Once upon a time, information technology tools were simple: you had a stone tablet, a hammer and a chisel. And you could reasonably expect your information to stay safe in storage and be easily retrievable/understandable for hundreds if not thousands of years! But things aren't so simple these days.
I've been struggling recently with how to manage and retrieve information from my work system. It's an AMD Athlon 64-bit notebook with 1 GB of memory and a built-in 80GB hard drive plus three additional external USB-connected 80GB drives. (Total cost for this was around Australian $4000. Contrast this with, say, the initial model of the IBM System/3 introduced in late 1969, which with max hard disk of 10 MB and max memory of 16 KB would in today's dollar terms would have cost maybe 100 times as much for a tiny fraction of the processing power.)
Stored on the various drives are backups and software distributions and tens of GB of documentation in various forms such as PDF and HTML files. I'm in the middle of testing various Windows-based desktop search products to see how they each handle all that information: how quickly they index it, and how powerful/accurate are their search capabilities.
Mixed results so far. I eliminated ISYS:desktop early on, because IMHO -- while it offers the most comprehensive search capabilities of all -- I found it rather complex than all the others to install, configure, and use for searching. But the real clincher for me was that ISYS:desktop is quite expensive (hundereds of dollars).
I trialled X1 Desktop Search but uninstalled it when the two-week trial period expired -- not because it doesn't work well, but because it isn't free (although not exorbitantly priced).
The other products that I'm evaluating are free, and they are: Microsoft's Windows Desktop Search (which recently became entangled with MSN Toolbar), blinkx and Copernic Desktop Search.

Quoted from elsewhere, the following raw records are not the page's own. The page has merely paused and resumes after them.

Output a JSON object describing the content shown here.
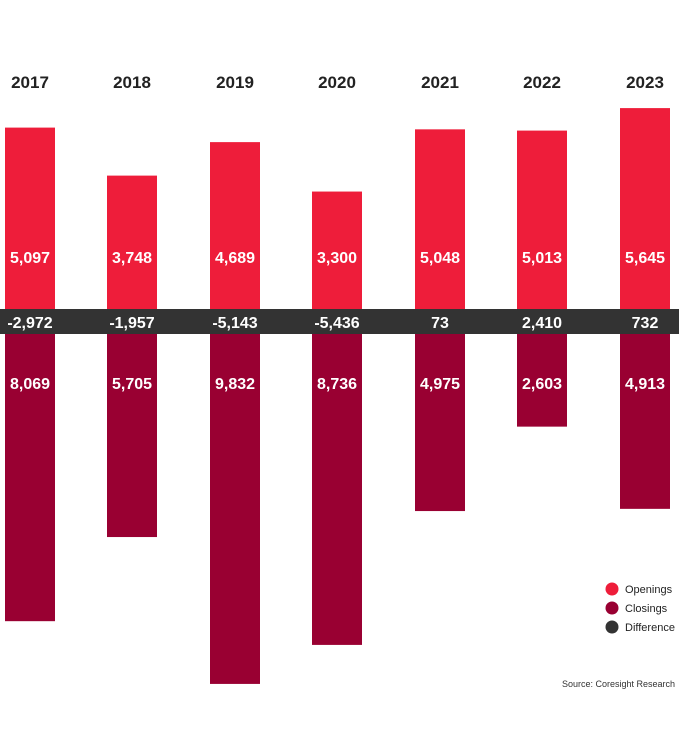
{
  "chart_data": {
    "type": "bar",
    "categories": [
      "2017",
      "2018",
      "2019",
      "2020",
      "2021",
      "2022",
      "2023"
    ],
    "series": [
      {
        "name": "Openings",
        "values": [
          5097,
          3748,
          4689,
          3300,
          5048,
          5013,
          5645
        ],
        "labels": [
          "5,097",
          "3,748",
          "4,689",
          "3,300",
          "5,048",
          "5,013",
          "5,645"
        ]
      },
      {
        "name": "Closings",
        "values": [
          8069,
          5705,
          9832,
          8736,
          4975,
          2603,
          4913
        ],
        "labels": [
          "8,069",
          "5,705",
          "9,832",
          "8,736",
          "4,975",
          "2,603",
          "4,913"
        ]
      },
      {
        "name": "Difference",
        "values": [
          -2972,
          -1957,
          -5143,
          -5436,
          73,
          2410,
          732
        ],
        "labels": [
          "-2,972",
          "-1,957",
          "-5,143",
          "-5,436",
          "73",
          "2,410",
          "732"
        ]
      }
    ],
    "legend_position": "bottom-right",
    "grid": false
  },
  "colors": {
    "openings": "#ee1d3a",
    "closings": "#990032",
    "difference": "#333333"
  },
  "source": "Source: Coresight Research"
}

Each has its advantages and disadvantages in terms of usability, search features, performance, indexing space consumed, reliability, customization and so on. I'll probably publish a comparison when I finish my tests (which won't be for some weeks or months, mainly because the indexing rate is laboriously slow).
[UPDATE - 25 August 2005] ... I see that Google Desktop Search Version 2 (Beta) has just been released, so I'll probably give that a try too.
My gut feel at this early stage is that I'll never really be able to manage the information that I already have and what I'll be adding to it as time goes on. Using one of the above products, or something else, it will always be a struggle to retrieve the information I need at the time I need it -- although, following Murphy's Law, I often come across the information after I need it! Then there's the question of backup and recovery for all those gigabytes of data, which is such a huge topic that I will avoid it here.
And all of this relates to my tiny personal computing world. Expand the above to the information requirements of a large enterprise, multiple enterprises, the worldwide community, and the implications are mind-blowing. All this is illuminated by the article Pack-rat Approach to Data Storage is Drowning IT which makes you wonder where it will all end.